The jeans are washed in large industrial washing machines. Bleach-saturated towels are added to the washing machines as well. This type of wash gives the jeans a diffusely spotted bleached look.



This is exactly what it sounds like – overdyed jeans. A snow wash or more rigorous wash is typically done first, so that the colour will be more vibrant. The result is two-tone jeans.



Tint is dye (typically yellowish) that we use to give the jeans a dirty appearance. The more tint used, the dirtier the look. We do this because vintage and antique wash is in fashion.



Scrapings/worn edges
Worn edges (for example, hems and pocket edges) are produced manually using an electric sander.


The worn appearance is created by hand using sandpaper. For example, the light creases around the crotch that look like cat whiskers are created in this way.

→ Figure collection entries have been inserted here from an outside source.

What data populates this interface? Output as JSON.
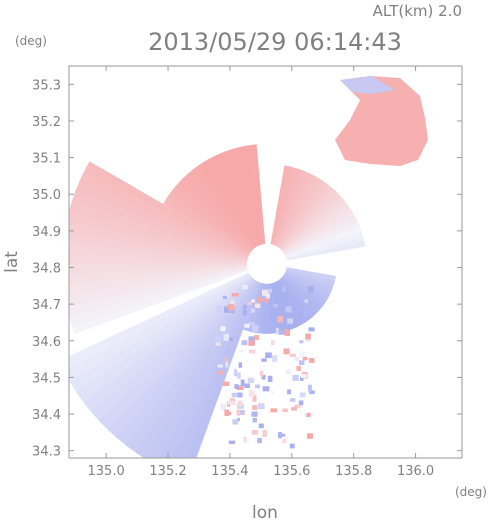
{
  "chart_data": {
    "type": "heatmap",
    "title": "2013/05/29 06:14:43",
    "subtitle": "ALT(km) 2.0",
    "xlabel": "lon",
    "ylabel": "lat",
    "x_unit": "(deg)",
    "y_unit": "(deg)",
    "xlim": [
      134.88,
      136.15
    ],
    "ylim": [
      34.28,
      35.35
    ],
    "x_ticks": [
      "135.0",
      "135.2",
      "135.4",
      "135.6",
      "135.8",
      "136.0"
    ],
    "y_ticks": [
      "34.3",
      "34.4",
      "34.5",
      "34.6",
      "34.7",
      "34.8",
      "34.9",
      "35.0",
      "35.1",
      "35.2",
      "35.3"
    ],
    "grid": false,
    "radar_center": {
      "lon": 135.52,
      "lat": 34.81
    },
    "colors": {
      "toward": "#a8b0f0",
      "neutral": "#f4f4fb",
      "away": "#f7a8a8",
      "strong_away": "#f08a8a"
    }
  }
}
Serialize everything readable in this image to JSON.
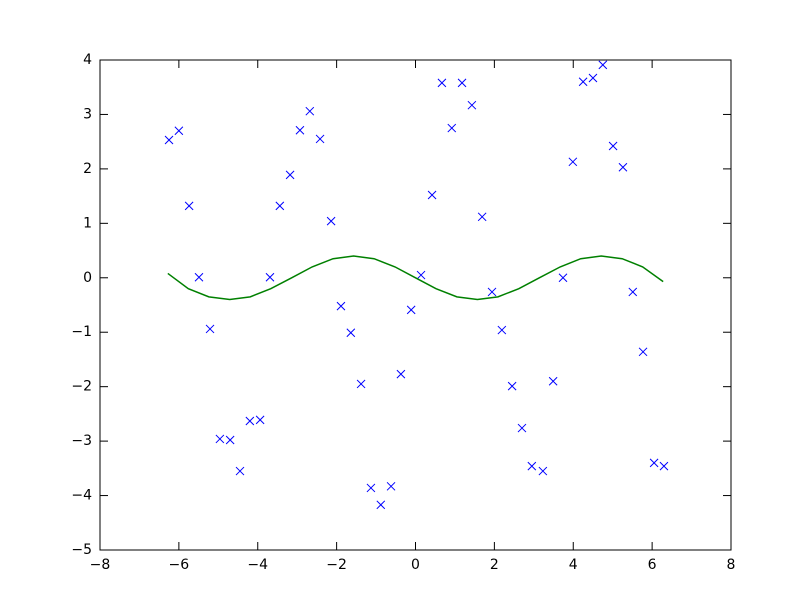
{
  "chart_data": {
    "type": "scatter",
    "xlim": [
      -8,
      8
    ],
    "ylim": [
      -5,
      4
    ],
    "xticks": [
      {
        "value": -8,
        "label": "−8"
      },
      {
        "value": -6,
        "label": "−6"
      },
      {
        "value": -4,
        "label": "−4"
      },
      {
        "value": -2,
        "label": "−2"
      },
      0,
      2,
      4,
      6,
      8
    ],
    "yticks": [
      {
        "value": -5,
        "label": "−5"
      },
      {
        "value": -4,
        "label": "−4"
      },
      {
        "value": -3,
        "label": "−3"
      },
      {
        "value": -2,
        "label": "−2"
      },
      {
        "value": -1,
        "label": "−1"
      },
      0,
      1,
      2,
      3,
      4
    ],
    "series": [
      {
        "type": "scatter",
        "marker": "x",
        "color": "#0000ff",
        "x": [
          -6.25,
          -6.0,
          -5.74,
          -5.49,
          -5.21,
          -4.96,
          -4.7,
          -4.45,
          -4.2,
          -3.94,
          -3.69,
          -3.44,
          -3.18,
          -2.93,
          -2.68,
          -2.42,
          -2.14,
          -1.89,
          -1.64,
          -1.38,
          -1.13,
          -0.88,
          -0.62,
          -0.37,
          -0.11,
          0.14,
          0.42,
          0.67,
          0.92,
          1.18,
          1.43,
          1.69,
          1.94,
          2.19,
          2.45,
          2.7,
          2.95,
          3.23,
          3.49,
          3.74,
          3.99,
          4.25,
          4.5,
          4.75,
          5.01,
          5.26,
          5.51,
          5.77,
          6.05,
          6.3
        ],
        "values": [
          2.53,
          2.7,
          1.32,
          0.01,
          -0.94,
          -2.96,
          -2.98,
          -3.55,
          -2.63,
          -2.61,
          0.01,
          1.32,
          1.89,
          2.71,
          3.06,
          2.55,
          1.04,
          -0.52,
          -1.01,
          -1.95,
          -3.86,
          -4.17,
          -3.83,
          -1.77,
          -0.59,
          0.05,
          1.52,
          3.58,
          2.75,
          3.58,
          3.17,
          1.12,
          -0.26,
          -0.96,
          -1.99,
          -2.76,
          -3.46,
          -3.55,
          -1.9,
          0.0,
          2.13,
          3.6,
          3.67,
          3.91,
          2.42,
          2.03,
          -0.26,
          -1.36,
          -3.4,
          -3.46
        ]
      },
      {
        "type": "line",
        "color": "#008000",
        "x": [
          -6.28,
          -5.76,
          -5.24,
          -4.71,
          -4.19,
          -3.67,
          -3.14,
          -2.62,
          -2.09,
          -1.57,
          -1.05,
          -0.52,
          0,
          0.52,
          1.05,
          1.57,
          2.09,
          2.62,
          3.14,
          3.67,
          4.19,
          4.71,
          5.24,
          5.76,
          6.28
        ],
        "values": [
          0.08,
          -0.2,
          -0.35,
          -0.4,
          -0.35,
          -0.2,
          0,
          0.2,
          0.35,
          0.4,
          0.35,
          0.2,
          0,
          -0.2,
          -0.35,
          -0.4,
          -0.35,
          -0.2,
          0,
          0.2,
          0.35,
          0.4,
          0.35,
          0.2,
          -0.07
        ]
      }
    ]
  }
}
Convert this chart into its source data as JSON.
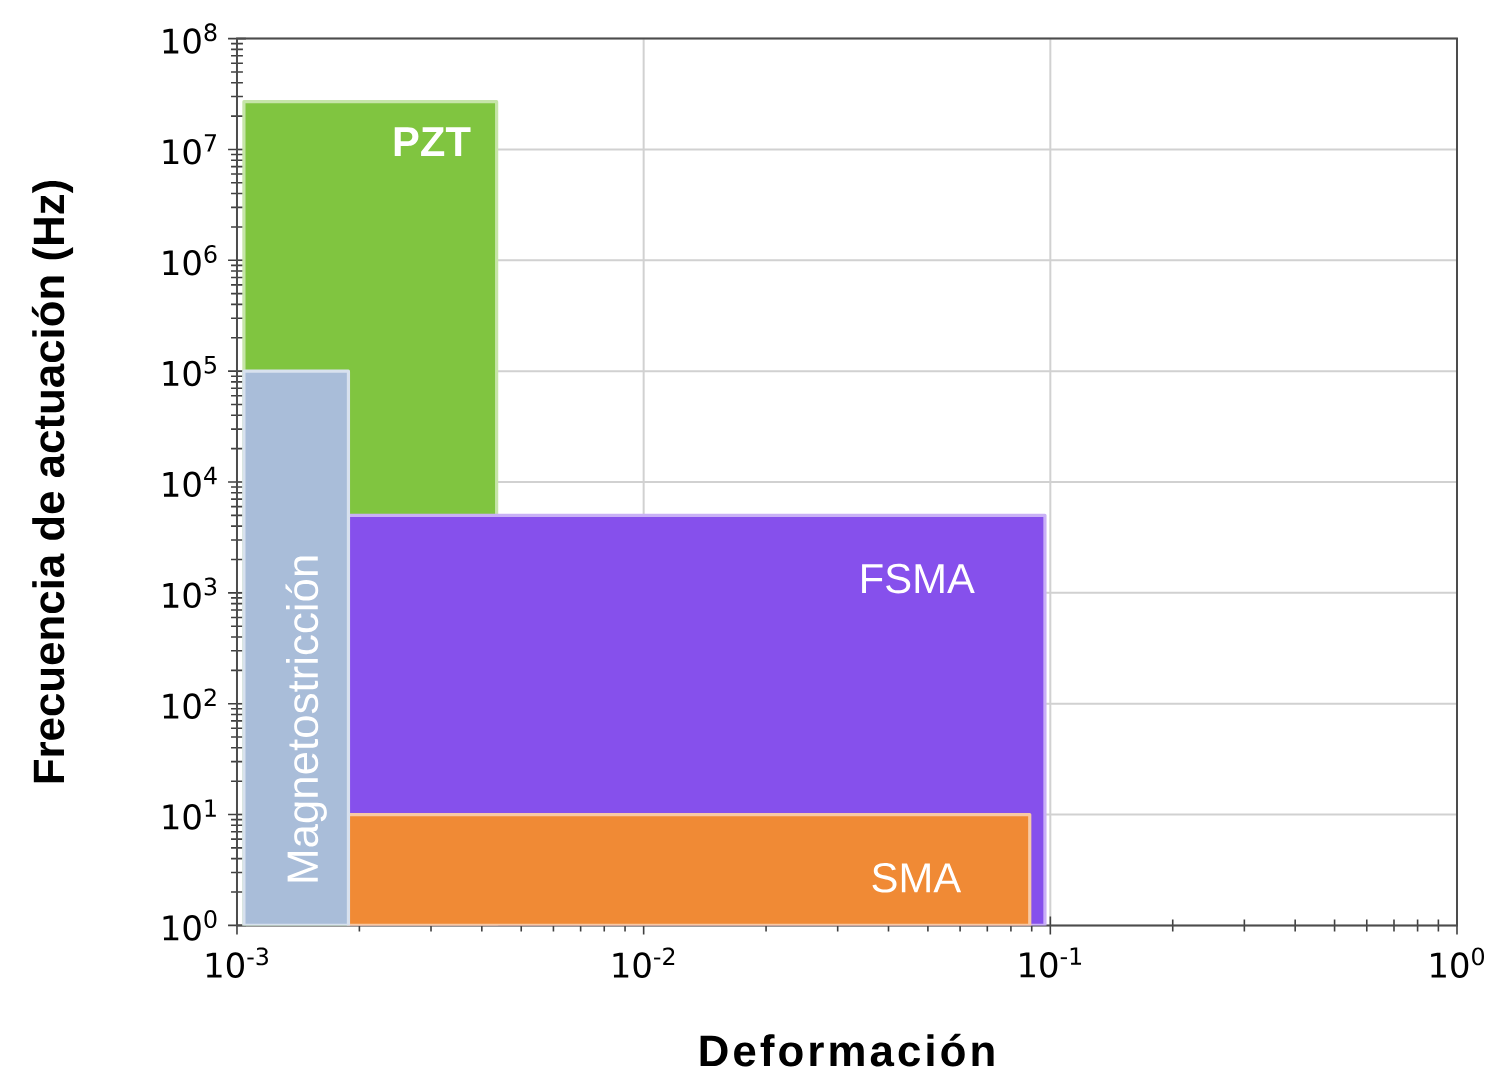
{
  "chart_data": {
    "type": "area",
    "xlabel": "Deformación",
    "ylabel": "Frecuencia de actuación (Hz)",
    "log": "xy",
    "grid": true,
    "xlim": [
      0.001,
      1
    ],
    "ylim": [
      1,
      100000000
    ],
    "xticks": [
      {
        "value": 0.001,
        "label": "10$^{-3}$"
      },
      {
        "value": 0.01,
        "label": "10$^{-2}$"
      },
      {
        "value": 0.1,
        "label": "10$^{-1}$"
      },
      {
        "value": 1,
        "label": "10$^{0}$"
      }
    ],
    "yticks": [
      {
        "value": 1,
        "label": "10$^{0}$"
      },
      {
        "value": 10,
        "label": "10$^{1}$"
      },
      {
        "value": 100,
        "label": "10$^{2}$"
      },
      {
        "value": 1000,
        "label": "10$^{3}$"
      },
      {
        "value": 10000,
        "label": "10$^{4}$"
      },
      {
        "value": 100000,
        "label": "10$^{5}$"
      },
      {
        "value": 1000000,
        "label": "10$^{6}$"
      },
      {
        "value": 10000000,
        "label": "10$^{7}$"
      },
      {
        "value": 100000000,
        "label": "10$^{8}$"
      }
    ],
    "series": [
      {
        "name": "PZT",
        "color": "#80c540",
        "x": [
          0.00104,
          0.00435
        ],
        "values": [
          27000000,
          27000000
        ]
      },
      {
        "name": "FSMA",
        "color": "#8650ec",
        "x": [
          0.00188,
          0.097
        ],
        "values": [
          5000,
          5000
        ]
      },
      {
        "name": "SMA",
        "color": "#f08a35",
        "x": [
          0.00188,
          0.089
        ],
        "values": [
          10,
          10
        ]
      },
      {
        "name": "Magnetostricción",
        "color": "#a9bdd9",
        "x": [
          0.00104,
          0.00188
        ],
        "values": [
          100000,
          100000
        ]
      }
    ]
  }
}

Chemicals are sprayed or brushed onto the jeans on the areas that will be bleached. When washed, the colour on those areas fades.


Destroy effect

These have intentionally been extra distressed to give them a rock chic look. They should look like they've been used for a long time. The holes and worn effects are created by hand using an electric sander or laser.


Denim vs. Twill

Denim products have been dyed with indigo, which fades naturally when worn and washed. This is how denim trousers get a naturally worn, vintage look. All denim products wear out and fade, regardless of whether the colour is classic, denim blue or black. 


Twill products are very different from denim products. For twill fabrics, the dye is permanent (colourfast).  Twill trousers will not naturally wear out and fade in the same way as denim trousers. However, it is possible to distress twill trousers to give them a denim look.


Also, our jeans often have special details, like rivets, stones or a print.